Di riforme si parla solo in relazione agli impegni del Pnrr: qualcuno vorrebbe rinegoziarli, altri li dipingono come un moloch indiscutibile. Ma il tema delle riforme non coincide col Pnrr, né si esaurisce in esso. Se l’Italia oggi si trova in grave difficoltà economica non è solo per ragioni contingenti. È per ragioni di cui discutiamo da anni e che non hanno trovato, finora, nessuna soluzione. Gli aiuti dell’Europa, anziché spingerci a sciogliere quei nodi, ci hanno illuso che non ci fosse più bisogno di parlarne: che non servissero scelte di fondo, che interrogassero i valori di tutti e la coscienza di ciascuno.
Il tema centrale della discussione dovrebbe essere, oggi come in passato, la presenza eccessiva e disfunzionale dello Stato nell’economia. Ci sta bene oppure no? L’Italia è un paese che tassa troppo famiglie e imprese, sottraendo risorse preziose alle attività di consumo e investimento. È un paese che spende troppo, spiazzando le attività private e sbarrando l’accesso dei privati a interi settori. È un paese che regolamenta troppo, mettendo lacci e lacciuoli all’innovazione e generando inefficienze ed extracosti. Di conseguenza, la via d’uscita dalla crisi non può che passare da un percorso di riduzione del peso dello Stato.

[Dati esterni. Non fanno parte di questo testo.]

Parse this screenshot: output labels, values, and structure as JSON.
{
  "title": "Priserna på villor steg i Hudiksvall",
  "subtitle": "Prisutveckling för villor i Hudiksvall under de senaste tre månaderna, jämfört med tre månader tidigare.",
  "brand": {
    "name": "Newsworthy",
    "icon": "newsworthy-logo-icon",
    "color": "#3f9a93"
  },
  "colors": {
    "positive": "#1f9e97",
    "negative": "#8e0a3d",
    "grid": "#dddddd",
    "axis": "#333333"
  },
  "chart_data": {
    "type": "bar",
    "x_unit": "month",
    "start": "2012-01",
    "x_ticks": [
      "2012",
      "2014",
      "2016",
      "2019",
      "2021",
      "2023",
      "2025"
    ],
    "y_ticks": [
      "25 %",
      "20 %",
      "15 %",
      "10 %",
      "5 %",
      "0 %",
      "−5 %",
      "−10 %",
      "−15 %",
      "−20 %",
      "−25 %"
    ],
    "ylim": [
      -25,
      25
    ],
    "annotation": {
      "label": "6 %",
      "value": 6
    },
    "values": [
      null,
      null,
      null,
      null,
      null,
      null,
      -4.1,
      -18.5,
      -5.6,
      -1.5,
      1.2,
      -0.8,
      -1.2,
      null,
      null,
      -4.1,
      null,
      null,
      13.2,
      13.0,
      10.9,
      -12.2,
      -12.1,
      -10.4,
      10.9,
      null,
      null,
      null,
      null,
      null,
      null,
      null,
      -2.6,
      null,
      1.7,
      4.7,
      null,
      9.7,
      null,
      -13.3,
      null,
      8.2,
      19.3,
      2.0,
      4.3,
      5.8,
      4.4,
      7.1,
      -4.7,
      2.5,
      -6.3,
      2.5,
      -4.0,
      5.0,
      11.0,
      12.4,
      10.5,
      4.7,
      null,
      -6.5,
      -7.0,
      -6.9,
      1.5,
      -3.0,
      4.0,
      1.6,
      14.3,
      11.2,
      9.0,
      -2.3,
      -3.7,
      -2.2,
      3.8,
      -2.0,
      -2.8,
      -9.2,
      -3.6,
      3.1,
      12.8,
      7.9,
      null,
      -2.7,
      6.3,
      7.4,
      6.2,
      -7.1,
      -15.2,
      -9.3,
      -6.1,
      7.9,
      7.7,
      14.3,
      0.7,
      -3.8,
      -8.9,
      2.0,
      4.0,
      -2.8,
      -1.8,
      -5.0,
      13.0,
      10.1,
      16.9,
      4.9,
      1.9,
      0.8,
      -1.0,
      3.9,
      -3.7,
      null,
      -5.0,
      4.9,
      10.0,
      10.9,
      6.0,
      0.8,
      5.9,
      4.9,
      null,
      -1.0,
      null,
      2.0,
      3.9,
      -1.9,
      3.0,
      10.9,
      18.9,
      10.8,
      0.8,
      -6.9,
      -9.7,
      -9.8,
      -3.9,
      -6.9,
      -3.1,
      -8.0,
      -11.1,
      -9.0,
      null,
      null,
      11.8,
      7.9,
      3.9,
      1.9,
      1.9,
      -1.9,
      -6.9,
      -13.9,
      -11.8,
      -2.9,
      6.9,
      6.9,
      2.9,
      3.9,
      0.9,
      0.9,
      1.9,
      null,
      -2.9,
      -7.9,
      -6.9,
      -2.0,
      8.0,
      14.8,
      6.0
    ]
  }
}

I principali passi da compiere per muoversi in tale direzione sono illustrati nel “Manuale delle riforme per la XIX Legislatura” (PDF), con cui l’Istituto Bruno Leoni porta il proprio contributo al dibattito in corso. Il Manuale propone ipotesi di riforma in cinque grandi aree: fisco, spesa pubblica, politica energetica, welfare (lavoro, pensioni, scuola e sanità) e concorrenza. L’obiettivo è quello di disegnare un programma coerente di intervento per ampliare gli spazi di autonomia individuale e liberare le tante forze produttive ingabbiate da una presenza pubblica pervasiva e asfissiante. Prendere di petto l’interventismo italiano non significa solo mettere in atto alcune prescrizioni del Pnrr e, in generale, seguire le raccomandazioni che periodicamente arrivano dalla Commissione europea e che puntualmente sono disattese. Significa anche e soprattutto mettere in discussione alcune tendenze recenti che hanno segnato una crescita incontrollata non solo dell’intervento pubblico, ma anche della sua arbitrarietà: dall’ingresso dello stato nel capitale di imprese come Autostrade e Tim all’allargamento del golden power.
Il prossimo governo dovrà porsi la domanda su come mettere in moto la crescita italiana. La risposta non può essere cercata, di nuovo, nell’adozione di interventi magari di per sé utili, ma frammentari e incoerenti; tanto meno essa sta nella riproposizione stantia di forme di politica industriale che, oltre a non risolvere i problemi attuali, finirebbero per reintrodurne di vecchi. L’unico modo per uscire da una stagnazione pluridecennale è mettere mano ai fondamentali: liberare l’economia italiana.